Parents with children boarding here had to buy bottled water, the Vice Principal added.
The same went for PHS Kumba with 687 students.
“We felt just a little pinch since the onset of the water crisis because we have a borehole equipped with an electric pump and two wells. Our students also turned to the borehole and wells or springs that have been identified around,” the Principal, Nanah Njenji Evaristus, said.
A well beaten path behind the school leads to the Munyen Spring where Ruth Efueh, a Lower Sixth student at GHS Kake, turned for drinkable water.
“Before the water crisis, the spring was neglected but now everyone around here; even from Mile One fetches water from here during the crisis. The water is clean and very potable,” Efueh had said.
Bleeding Consumers
In a country dogged by a myriad of social ills, CAMWATER and Camerounaise des eau (CDE) are seen to be bleeding their customers at the end of every month regardless whether the life liquid flows in the taps or not.

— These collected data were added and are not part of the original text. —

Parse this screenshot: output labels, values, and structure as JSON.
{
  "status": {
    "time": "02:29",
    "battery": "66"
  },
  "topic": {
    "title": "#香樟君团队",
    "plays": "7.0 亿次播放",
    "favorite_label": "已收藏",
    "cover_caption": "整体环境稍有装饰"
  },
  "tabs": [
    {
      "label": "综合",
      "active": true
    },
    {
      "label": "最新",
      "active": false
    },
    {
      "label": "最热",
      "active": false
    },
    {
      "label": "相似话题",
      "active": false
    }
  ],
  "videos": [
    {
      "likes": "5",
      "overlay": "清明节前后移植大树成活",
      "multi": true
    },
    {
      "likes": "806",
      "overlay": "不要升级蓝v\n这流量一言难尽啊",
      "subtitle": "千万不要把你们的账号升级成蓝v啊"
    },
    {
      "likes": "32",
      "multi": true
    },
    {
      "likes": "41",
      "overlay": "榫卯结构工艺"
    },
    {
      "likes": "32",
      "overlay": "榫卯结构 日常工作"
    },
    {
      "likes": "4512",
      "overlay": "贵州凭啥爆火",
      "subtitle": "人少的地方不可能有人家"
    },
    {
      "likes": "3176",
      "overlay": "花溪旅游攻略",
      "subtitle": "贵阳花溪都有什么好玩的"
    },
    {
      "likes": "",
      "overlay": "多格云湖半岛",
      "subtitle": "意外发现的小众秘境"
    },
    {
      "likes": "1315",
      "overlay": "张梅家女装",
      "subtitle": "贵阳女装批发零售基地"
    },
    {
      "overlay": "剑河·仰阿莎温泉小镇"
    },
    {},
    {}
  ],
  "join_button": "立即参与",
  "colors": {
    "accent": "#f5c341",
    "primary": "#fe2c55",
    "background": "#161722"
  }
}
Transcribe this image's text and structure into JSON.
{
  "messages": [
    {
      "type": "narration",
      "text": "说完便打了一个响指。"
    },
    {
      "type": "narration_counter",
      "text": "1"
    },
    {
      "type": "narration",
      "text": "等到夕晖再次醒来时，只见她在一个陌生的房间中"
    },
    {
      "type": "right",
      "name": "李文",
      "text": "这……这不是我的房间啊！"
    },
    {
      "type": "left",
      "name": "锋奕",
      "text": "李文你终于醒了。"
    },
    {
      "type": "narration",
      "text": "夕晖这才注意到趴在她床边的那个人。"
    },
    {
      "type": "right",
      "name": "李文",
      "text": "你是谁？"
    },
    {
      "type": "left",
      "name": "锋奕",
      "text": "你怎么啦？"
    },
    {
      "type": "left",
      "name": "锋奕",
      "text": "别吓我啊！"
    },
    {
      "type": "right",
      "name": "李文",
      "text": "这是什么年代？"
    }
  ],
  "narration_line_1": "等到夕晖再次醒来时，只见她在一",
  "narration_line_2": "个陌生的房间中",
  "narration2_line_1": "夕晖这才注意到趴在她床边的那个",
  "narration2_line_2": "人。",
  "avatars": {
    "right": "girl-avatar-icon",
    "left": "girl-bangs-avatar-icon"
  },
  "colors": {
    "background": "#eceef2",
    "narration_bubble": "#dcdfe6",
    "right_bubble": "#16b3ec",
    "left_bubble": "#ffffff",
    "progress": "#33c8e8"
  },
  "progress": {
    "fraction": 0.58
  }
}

“We are not happy but we keep on paying the monthly bills,” said a hospital official.
The Kumba I Mayor said, “We still pay the bills although we don’t know what we are paying for.”
Lake Barombi
Lake Barombi Mbo is 112 metres deep and spans some two kilometres in diameter. It is one of several volcanic lakes in Cameroon after lakes Ossa, Bambuluwe, Oku and Nyos known to show high values of ferrous ions (containing iron).
In a letter to the Journal of Volcanology and Geothermal Research (Amsterdam), in 1990, scientists M. Pourchet, J. F. Pinglot, J. Maley, M.A. Méliéres and A. Zogneng identified many lakes in Cameroon as crater lakes.
“Gas bubbles were observed at different depths of Lake Barombi,” reported the scientists.
They recalled that on August 15, 1984, a gas explosion on Lake Monoun killed 37 people. Then on August 21, 1986, Lake Nyos emitted poisonous gas(es) killing about 1.700 humans. They also cited the random behaviour of Lake Barombi and Lake Bambuluwe, some 10 km from Bamenda in the North West Region.
According to a study carried out by the scientists, lakes Nyos and Monoun exhibit a red colour pattern at some periods.